ASSUMPTION OF RISK: I understand that participating in virtual fitness training sessions involves inherent risks including, but not limited to, the risk of injury, disability, or death. I voluntarily assume all risks associated with participating in virtual fitness training, including risks that may arise from my own negligence or the negligence of others.
RELEASE OF LIABILITY: In consideration for being permitted to participate in virtual fitness training sessions provided by GymRx, I hereby release, waive, discharge, and covenant not to sue GymRx, its owners, employees, agents, and representatives from any and all liability, claims, demands, actions, and causes of action whatsoever arising out of or related to any loss, damage, or injury that may be sustained by me while participating in virtual fitness training.
MEDICAL CLEARANCE: I represent and warrant that I am physically fit and have no medical condition that would prevent my participation in virtual fitness training. I have consulted with a physician regarding my participation in this fitness program and have been cleared for physical activity.

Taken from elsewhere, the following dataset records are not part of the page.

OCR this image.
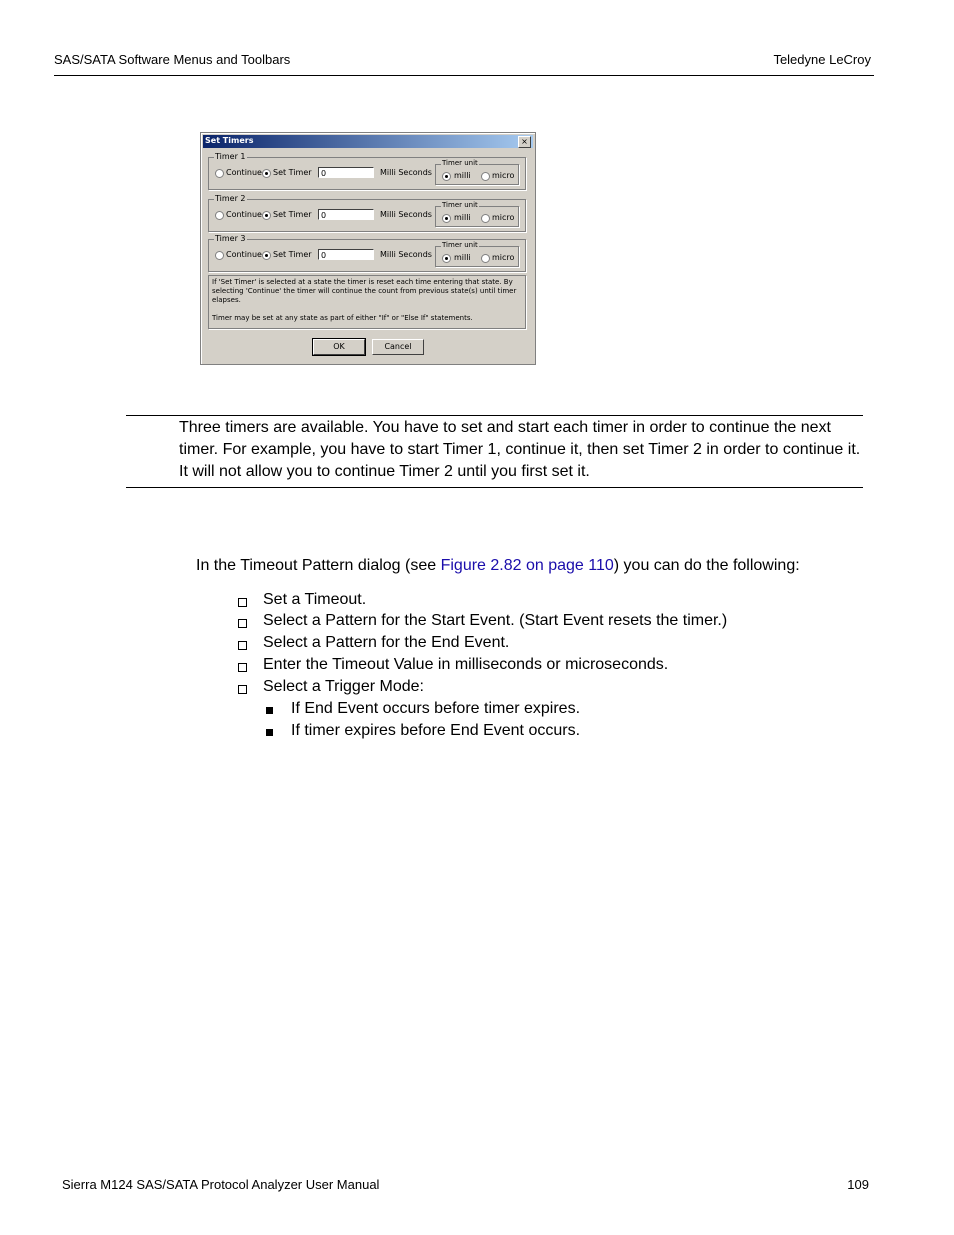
SAS/SATA Software Menus and Toolbars	Teledyne LeCroy
Set Timers	×
Timer 1
Continue Set Timer	0	Milli Seconds
Timer unit
milli	micro
Timer 2
Continue Set Timer	0	Milli Seconds
Timer unit
milli	micro
Timer 3
Continue Set Timer	0	Milli Seconds
Timer unit
milli	micro
If 'Set Timer' is selected at a state the timer is reset each time entering that state. By selecting 'Continue' the timer will continue the count from previous state(s) until timer elapses.
Timer may be set at any state as part of either "If" or "Else If" statements.
OK	Cancel
Three timers are available. You have to set and start each timer in order to continue the next timer. For example, you have to start Timer 1, continue it, then set Timer 2 in order to continue it. It will not allow you to continue Timer 2 until you first set it.
In the Timeout Pattern dialog (see Figure 2.82 on page 110) you can do the following:
Set a Timeout.
Select a Pattern for the Start Event. (Start Event resets the timer.)
Select a Pattern for the End Event.
Enter the Timeout Value in milliseconds or microseconds.
Select a Trigger Mode:
If End Event occurs before timer expires.
If timer expires before End Event occurs.
Sierra M124 SAS/SATA Protocol Analyzer User Manual	109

INDEPENDENT JUDGMENT: I understand that I am responsible for monitoring my own condition throughout any virtual training session and will immediately discontinue participation if I feel any discomfort, pain, or other symptoms. I will exercise my own independent judgment regarding my ability to safely perform any recommended exercises.
EQUIPMENT AND ENVIRONMENT: I acknowledge that I am responsible for ensuring that my training environment is safe and that all equipment I use is in good working condition. GymRx is not responsible for any injury resulting from defective equipment or unsafe training environments.
NUTRITIONAL GUIDANCE: I understand that any nutritional guidance provided is for educational purposes only and is not intended to replace professional medical advice. I will consult with my healthcare provider before making significant dietary changes.
PRIVACY AND CONFIDENTIALITY: I understand that virtual training sessions may be recorded for quality assurance and training purposes. I consent to such recording and understand that my personal information will be kept confidential in accordance with applicable privacy laws.
CANCELLATION POLICY: I understand the cancellation and rescheduling policies for virtual training sessions and agree to provide adequate notice for any changes to scheduled appointments.
PROGRAM MODIFICATIONS: I understand that my training program may be modified based on my progress, feedback, and changing needs. I agree to communicate openly about my experience and any concerns that arise.